BMCR 1992.05.15

The Great Sophists in Periclean Athens

, The great Sophists in Periclean Athens. Oxford: Clarendon Press, 1992. xv, 260 pages. ISBN 9780585207643. $75.00.

Jacqueline de Romilly’s Les Grands Sophistes dans l’Athènes de Périclès (1988), now available in this smooth and readable translation, is a lively and engaging introduction to the Sophistic movement. In her preface, de Romilly states, “it is perhaps not unreasonable for someone who has studied the Sophists’ disciples and those who speak of them to try to assess their role” (p. xii). Indeed, de Romilly’s earlier work on Thucydides, Greek rhetoric, and Greek legal thought puts her in an excellent position to examine the Sophists and their legacy. While Great Sophists is written primarily for a general educated audience, scholars will find much of interest in de Romilly’s reconstruction of the age of the Sophists.

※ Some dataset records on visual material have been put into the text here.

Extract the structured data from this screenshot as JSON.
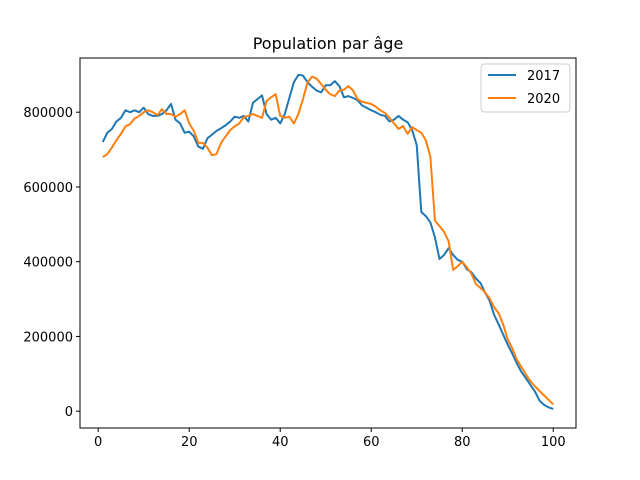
{
  "chart_data": {
    "type": "line",
    "title": "Population par âge",
    "xlabel": "",
    "ylabel": "",
    "xlim": [
      -4,
      105
    ],
    "ylim": [
      -45000,
      945000
    ],
    "x_ticks": [
      0,
      20,
      40,
      60,
      80,
      100
    ],
    "y_ticks": [
      0,
      200000,
      400000,
      600000,
      800000
    ],
    "x_tick_labels": [
      "0",
      "20",
      "40",
      "60",
      "80",
      "100"
    ],
    "y_tick_labels": [
      "0",
      "200000",
      "400000",
      "600000",
      "800000"
    ],
    "grid": false,
    "legend": "top-right",
    "x": [
      1,
      2,
      3,
      4,
      5,
      6,
      7,
      8,
      9,
      10,
      11,
      12,
      13,
      14,
      15,
      16,
      17,
      18,
      19,
      20,
      21,
      22,
      23,
      24,
      25,
      26,
      27,
      28,
      29,
      30,
      31,
      32,
      33,
      34,
      35,
      36,
      37,
      38,
      39,
      40,
      41,
      42,
      43,
      44,
      45,
      46,
      47,
      48,
      49,
      50,
      51,
      52,
      53,
      54,
      55,
      56,
      57,
      58,
      59,
      60,
      61,
      62,
      63,
      64,
      65,
      66,
      67,
      68,
      69,
      70,
      71,
      72,
      73,
      74,
      75,
      76,
      77,
      78,
      79,
      80,
      81,
      82,
      83,
      84,
      85,
      86,
      87,
      88,
      89,
      90,
      91,
      92,
      93,
      94,
      95,
      96,
      97,
      98,
      99,
      100
    ],
    "series": [
      {
        "name": "2017",
        "color": "#1f77b4",
        "values": [
          720000,
          745000,
          755000,
          775000,
          785000,
          805000,
          800000,
          805000,
          800000,
          812000,
          795000,
          790000,
          790000,
          795000,
          805000,
          822000,
          780000,
          770000,
          745000,
          748000,
          735000,
          708000,
          702000,
          730000,
          740000,
          750000,
          757000,
          765000,
          775000,
          788000,
          785000,
          790000,
          775000,
          825000,
          835000,
          845000,
          795000,
          780000,
          785000,
          770000,
          795000,
          838000,
          880000,
          900000,
          898000,
          880000,
          868000,
          858000,
          853000,
          872000,
          872000,
          883000,
          870000,
          840000,
          843000,
          838000,
          832000,
          818000,
          812000,
          805000,
          800000,
          793000,
          790000,
          775000,
          780000,
          790000,
          780000,
          773000,
          752000,
          712000,
          533000,
          522000,
          505000,
          465000,
          407000,
          418000,
          436000,
          418000,
          405000,
          400000,
          380000,
          372000,
          355000,
          343000,
          318000,
          296000,
          258000,
          232000,
          205000,
          178000,
          154000,
          128000,
          105000,
          88000,
          70000,
          52000,
          28000,
          17000,
          10000,
          6000
        ]
      },
      {
        "name": "2020",
        "color": "#ff7f0e",
        "values": [
          680000,
          688000,
          705000,
          725000,
          742000,
          762000,
          768000,
          783000,
          790000,
          800000,
          805000,
          800000,
          792000,
          808000,
          795000,
          795000,
          788000,
          795000,
          805000,
          770000,
          750000,
          718000,
          718000,
          705000,
          685000,
          688000,
          718000,
          735000,
          752000,
          762000,
          770000,
          787000,
          790000,
          795000,
          790000,
          785000,
          830000,
          840000,
          848000,
          790000,
          785000,
          788000,
          770000,
          795000,
          835000,
          880000,
          895000,
          890000,
          875000,
          860000,
          848000,
          843000,
          858000,
          860000,
          870000,
          858000,
          835000,
          828000,
          825000,
          822000,
          815000,
          805000,
          798000,
          785000,
          770000,
          755000,
          763000,
          742000,
          760000,
          752000,
          745000,
          725000,
          680000,
          510000,
          495000,
          480000,
          455000,
          378000,
          388000,
          400000,
          385000,
          368000,
          340000,
          330000,
          318000,
          302000,
          278000,
          262000,
          232000,
          192000,
          168000,
          138000,
          118000,
          98000,
          80000,
          66000,
          54000,
          42000,
          30000,
          18000
        ]
      }
    ]
  }
}
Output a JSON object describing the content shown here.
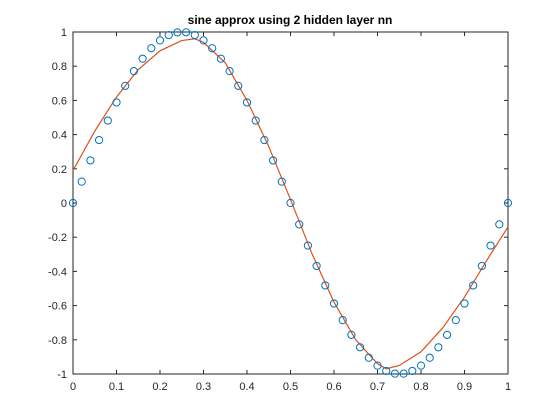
{
  "chart_data": {
    "type": "line",
    "title": "sine approx using 2 hidden layer nn",
    "xlabel": "",
    "ylabel": "",
    "xlim": [
      0,
      1
    ],
    "ylim": [
      -1,
      1
    ],
    "grid": false,
    "xticks": [
      0,
      0.1,
      0.2,
      0.3,
      0.4,
      0.5,
      0.6,
      0.7,
      0.8,
      0.9,
      1
    ],
    "xtick_labels": [
      "0",
      "0.1",
      "0.2",
      "0.3",
      "0.4",
      "0.5",
      "0.6",
      "0.7",
      "0.8",
      "0.9",
      "1"
    ],
    "yticks": [
      -1,
      -0.8,
      -0.6,
      -0.4,
      -0.2,
      0,
      0.2,
      0.4,
      0.6,
      0.8,
      1
    ],
    "ytick_labels": [
      "-1",
      "-0.8",
      "-0.6",
      "-0.4",
      "-0.2",
      "0",
      "0.2",
      "0.4",
      "0.6",
      "0.8",
      "1"
    ],
    "series": [
      {
        "type": "scatter",
        "marker": "circle-open",
        "color": "#0072BD",
        "x": [
          0,
          0.02,
          0.04,
          0.06,
          0.08,
          0.1,
          0.12,
          0.14,
          0.16,
          0.18,
          0.2,
          0.22,
          0.24,
          0.26,
          0.28,
          0.3,
          0.32,
          0.34,
          0.36,
          0.38,
          0.4,
          0.42,
          0.44,
          0.46,
          0.48,
          0.5,
          0.52,
          0.54,
          0.56,
          0.58,
          0.6,
          0.62,
          0.64,
          0.66,
          0.68,
          0.7,
          0.72,
          0.74,
          0.76,
          0.78,
          0.8,
          0.82,
          0.84,
          0.86,
          0.88,
          0.9,
          0.92,
          0.94,
          0.96,
          0.98,
          1
        ],
        "y": [
          0,
          0.125,
          0.249,
          0.368,
          0.482,
          0.588,
          0.685,
          0.771,
          0.844,
          0.905,
          0.951,
          0.982,
          0.998,
          0.998,
          0.982,
          0.951,
          0.905,
          0.844,
          0.771,
          0.685,
          0.588,
          0.482,
          0.368,
          0.249,
          0.125,
          0,
          -0.125,
          -0.249,
          -0.368,
          -0.482,
          -0.588,
          -0.685,
          -0.771,
          -0.844,
          -0.905,
          -0.951,
          -0.982,
          -0.998,
          -0.998,
          -0.982,
          -0.951,
          -0.905,
          -0.844,
          -0.771,
          -0.685,
          -0.588,
          -0.482,
          -0.368,
          -0.249,
          -0.125,
          0
        ]
      },
      {
        "type": "line",
        "color": "#D95319",
        "x": [
          0,
          0.05,
          0.1,
          0.15,
          0.2,
          0.25,
          0.28,
          0.3,
          0.35,
          0.4,
          0.45,
          0.5,
          0.55,
          0.6,
          0.65,
          0.7,
          0.72,
          0.75,
          0.8,
          0.85,
          0.9,
          0.95,
          1
        ],
        "y": [
          0.19,
          0.42,
          0.62,
          0.78,
          0.89,
          0.95,
          0.96,
          0.94,
          0.82,
          0.6,
          0.33,
          0.02,
          -0.3,
          -0.58,
          -0.8,
          -0.94,
          -0.97,
          -0.95,
          -0.87,
          -0.73,
          -0.55,
          -0.34,
          -0.14
        ]
      }
    ]
  }
}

De Romilly is most successful in providing a lucid overview of how the Sophists revolutionized contemporary thinking about education, politics, ethics, and religion. The citation of representative texts followed by extensive exegesis allows the general reader to appreciate something of the flavor and complexity of Sophistic thought. A striking feature of Great Sophists is the effective way de Romilly draws her reader into the detective work required to interpret the chance fragments that have survived (often in hostile sources) and communicates a sense of the enduring significance of the questions the Sophists raised about human morality and society. The exceptional vitality of de Romilly’s treatment may well make this a more successful text in undergraduate courses than, for example, W. K. C. Guthrie’s The Sophists (1971) or G. B. Kerferd’s The Sophistic Movement (1981).

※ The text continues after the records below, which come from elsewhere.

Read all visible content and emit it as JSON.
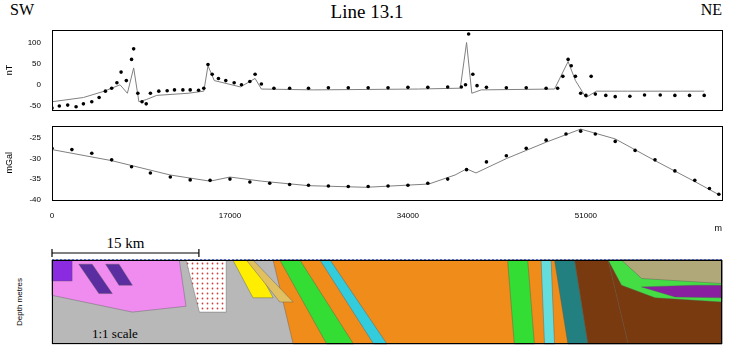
{
  "header": {
    "title": "Line 13.1",
    "left": "SW",
    "right": "NE"
  },
  "chart_data": [
    {
      "type": "line",
      "y_label": "nT",
      "xlim": [
        0,
        64000
      ],
      "ylim": [
        -60,
        130
      ],
      "yticks": [
        -50,
        0,
        50,
        100
      ],
      "grid": false,
      "tick_labels": "y",
      "series": [
        {
          "type": "scatter",
          "marker": "circle",
          "color": "#000000",
          "x": [
            0,
            700,
            1500,
            2300,
            3000,
            3800,
            4500,
            5100,
            5700,
            6200,
            6600,
            7100,
            7600,
            7800,
            8200,
            8600,
            9000,
            9400,
            10200,
            11000,
            11700,
            12500,
            13200,
            14000,
            14500,
            14900,
            15300,
            15900,
            16600,
            17400,
            18100,
            18900,
            19400,
            20000,
            21200,
            22700,
            24500,
            26400,
            28300,
            30200,
            32100,
            34000,
            35900,
            37800,
            39100,
            39500,
            39800,
            40200,
            40600,
            41500,
            43400,
            45300,
            47200,
            48300,
            48800,
            49300,
            49600,
            50000,
            50500,
            51000,
            51500,
            51900,
            52900,
            53800,
            55200,
            56600,
            58100,
            59500,
            60900,
            62300
          ],
          "values": [
            -55,
            -50,
            -48,
            -52,
            -45,
            -40,
            -30,
            -15,
            -8,
            5,
            30,
            10,
            60,
            85,
            -20,
            -40,
            -45,
            -20,
            -15,
            -14,
            -12,
            -12,
            -12,
            -13,
            -8,
            48,
            25,
            15,
            10,
            5,
            0,
            8,
            25,
            2,
            -8,
            -8,
            -8,
            -7,
            -7,
            -7,
            -7,
            -6,
            -6,
            -5,
            -5,
            0,
            120,
            25,
            -2,
            -6,
            -7,
            -7,
            -8,
            -8,
            20,
            60,
            45,
            20,
            -20,
            -25,
            20,
            -22,
            -25,
            -28,
            -27,
            -24,
            -24,
            -25,
            -25,
            -25
          ]
        },
        {
          "type": "line",
          "line_style": "solid",
          "color": "#808080",
          "x": [
            0,
            3000,
            5000,
            6500,
            7200,
            7800,
            8300,
            9000,
            10000,
            13000,
            14500,
            14900,
            15500,
            18000,
            19400,
            20000,
            25000,
            35000,
            39000,
            39600,
            40100,
            41000,
            48000,
            49300,
            50000,
            51000,
            52000,
            55000,
            62300
          ],
          "values": [
            -40,
            -30,
            -15,
            0,
            -20,
            40,
            -40,
            -35,
            -25,
            -20,
            -15,
            45,
            10,
            -5,
            15,
            -10,
            -12,
            -10,
            -8,
            100,
            -20,
            -12,
            -10,
            55,
            10,
            -30,
            -15,
            -15,
            -15
          ]
        }
      ]
    },
    {
      "type": "line",
      "y_label": "mGal",
      "x_label": "m",
      "xlim": [
        0,
        64000
      ],
      "xticks": [
        0,
        17000,
        34000,
        51000
      ],
      "ylim": [
        -40,
        -22
      ],
      "yticks": [
        -40,
        -35,
        -30,
        -25
      ],
      "grid": false,
      "series": [
        {
          "type": "scatter",
          "marker": "circle",
          "color": "#000000",
          "x": [
            0,
            1900,
            3800,
            5700,
            7600,
            9400,
            11300,
            13200,
            15100,
            17000,
            18900,
            20800,
            22700,
            24500,
            26400,
            28300,
            30200,
            32100,
            34000,
            35900,
            37800,
            39600,
            41500,
            43400,
            45300,
            47200,
            49100,
            50500,
            51900,
            53800,
            55700,
            57600,
            59500,
            61400,
            62800,
            63700
          ],
          "values": [
            -27.5,
            -27.8,
            -28.7,
            -30.3,
            -32,
            -33.5,
            -34.5,
            -35.2,
            -35.3,
            -35,
            -35.7,
            -36,
            -36.3,
            -36.5,
            -36.7,
            -36.8,
            -36.8,
            -36.7,
            -36.5,
            -36,
            -35,
            -32.7,
            -30.8,
            -29.3,
            -27.5,
            -25.5,
            -24,
            -23.3,
            -24,
            -25.8,
            -28,
            -30.3,
            -33,
            -35.3,
            -37.3,
            -38.7
          ]
        },
        {
          "type": "line",
          "line_style": "solid",
          "color": "#808080",
          "x": [
            0,
            5700,
            11300,
            15100,
            17000,
            20000,
            24500,
            30000,
            36000,
            38500,
            39600,
            40500,
            43400,
            47200,
            50500,
            53800,
            57600,
            61400,
            63700
          ],
          "values": [
            -27.8,
            -30.5,
            -34,
            -35.5,
            -34.5,
            -35.5,
            -36.6,
            -37,
            -36.2,
            -34,
            -32.5,
            -33.5,
            -30,
            -26,
            -22.8,
            -25.2,
            -30.5,
            -35.6,
            -38.8
          ]
        }
      ]
    }
  ],
  "section": {
    "axis_label": "Depth metres",
    "scale_bar": "15 km",
    "scale_note": "1:1 scale"
  }
}
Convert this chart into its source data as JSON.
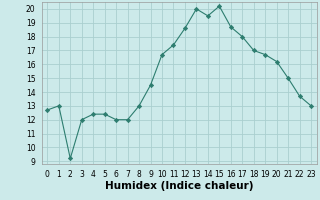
{
  "x": [
    0,
    1,
    2,
    3,
    4,
    5,
    6,
    7,
    8,
    9,
    10,
    11,
    12,
    13,
    14,
    15,
    16,
    17,
    18,
    19,
    20,
    21,
    22,
    23
  ],
  "y": [
    12.7,
    13.0,
    9.2,
    12.0,
    12.4,
    12.4,
    12.0,
    12.0,
    13.0,
    14.5,
    16.7,
    17.4,
    18.6,
    20.0,
    19.5,
    20.2,
    18.7,
    18.0,
    17.0,
    16.7,
    16.2,
    15.0,
    13.7,
    13.0
  ],
  "xlabel": "Humidex (Indice chaleur)",
  "xlim": [
    -0.5,
    23.5
  ],
  "ylim": [
    8.8,
    20.5
  ],
  "yticks": [
    9,
    10,
    11,
    12,
    13,
    14,
    15,
    16,
    17,
    18,
    19,
    20
  ],
  "xticks": [
    0,
    1,
    2,
    3,
    4,
    5,
    6,
    7,
    8,
    9,
    10,
    11,
    12,
    13,
    14,
    15,
    16,
    17,
    18,
    19,
    20,
    21,
    22,
    23
  ],
  "line_color": "#2d7d6f",
  "marker": "D",
  "marker_size": 2.2,
  "bg_color": "#cceaea",
  "grid_color": "#aacfcf",
  "xlabel_fontsize": 7.5,
  "tick_fontsize": 5.5
}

Although one can appreciate why de Romilly avoids technical discussion and scholarly minutiae in a work designed to be accessible to the general reader, her attitude towards the secondary literature on the Sophists will strike the specialist as cavalier: “Having, as far as possible, read everything, I have decided to cite nothing. It is hard enough to reach the Sophists, without setting up screens of weighty erudition between us and them… “(p. xii). Specialists, particularly those attacked but not named in de Romilly’s polemical digressions, may well object to this practice and feel that honest debate demands at least some concessions to the modern scholarly apparatus.

De Romilly’s treatment of the Sophists and Sophistic thought can be challenged on several levels. De Romilly infers, for example, from the presence of “destructive” and “constructive” thinking in the fragments of individual Sophists that “the essential character of the Sophists’ thought may be to have destroyed everything only to rebuild it upon different foundations” (p. 177). She goes so far as to assert, in fact, that “all [of the Sophists] were harshly critical of all kinds of transcendentalism, making a more or less clean sweep of the values of the past and replacing them, also more or less uncompromisingly, with new values founded on the needs of human life and city life” (p. 10). One wonders, however, if the Sophists were as systematic or as humanistic as this suggests. Utilitarian goals of the moment may have determined whether a Sophist applied “destructive” or “constructive” arguments, and the former did not give way inevitably to the latter.

Furthermore, de Romilly goes rather too far in presenting an apologia for the Sophists against the sharp criticisms of them found in Aristophanes, Plato, and elsewhere. Despite the clear hostility and bias of our sources, they raise legitimate questions about the motivations and integrity of these intellectuals and teachers. De Romilly, however, concedes very little to the Sophists’ ancient critics: “Perhaps opportunistic motives did influence some of the Sophists…” (p.186), and “the Sophists may have become over-emphatic and, little by little allowed themselves to go too far” (p. 27). To place the blame for the Sophists’ negative reputation entirely on their “self-satisfied disciples” (p. 14) and the fact that their ideas were “distorted by a superficially informed public opinion” (p. 139), as de Romilly does, is surely not right. We have good reason to believe that the Sophists themselves played rather recklessly with the intellectual fire they discovered and therefore deserved at least some of the criticism heaped upon them.

One should also be aware that Great Sophists is definitely, as de Romilly intends, a contribution to the history of ideas, and not to social history. While de Romilly notes repeatedly that the Sophists moved primarily in aristocratic circles in Athens, she does not pursue at any length how this may have shaped the character and dissemination of Sophistic teaching. Although Great Sophists argues with some success that the Sophists were instrumental in transforming the “mentality” of the Periclean Age, it might explore further how the public received and assimilated Sophistic thinking.

De Romilly deserves much credit for bringing a remarkable immediacy to the subject of the Sophists and their legacy. Classicists and the general public should appreciate this new and controversial assessment of the Sophistic movement.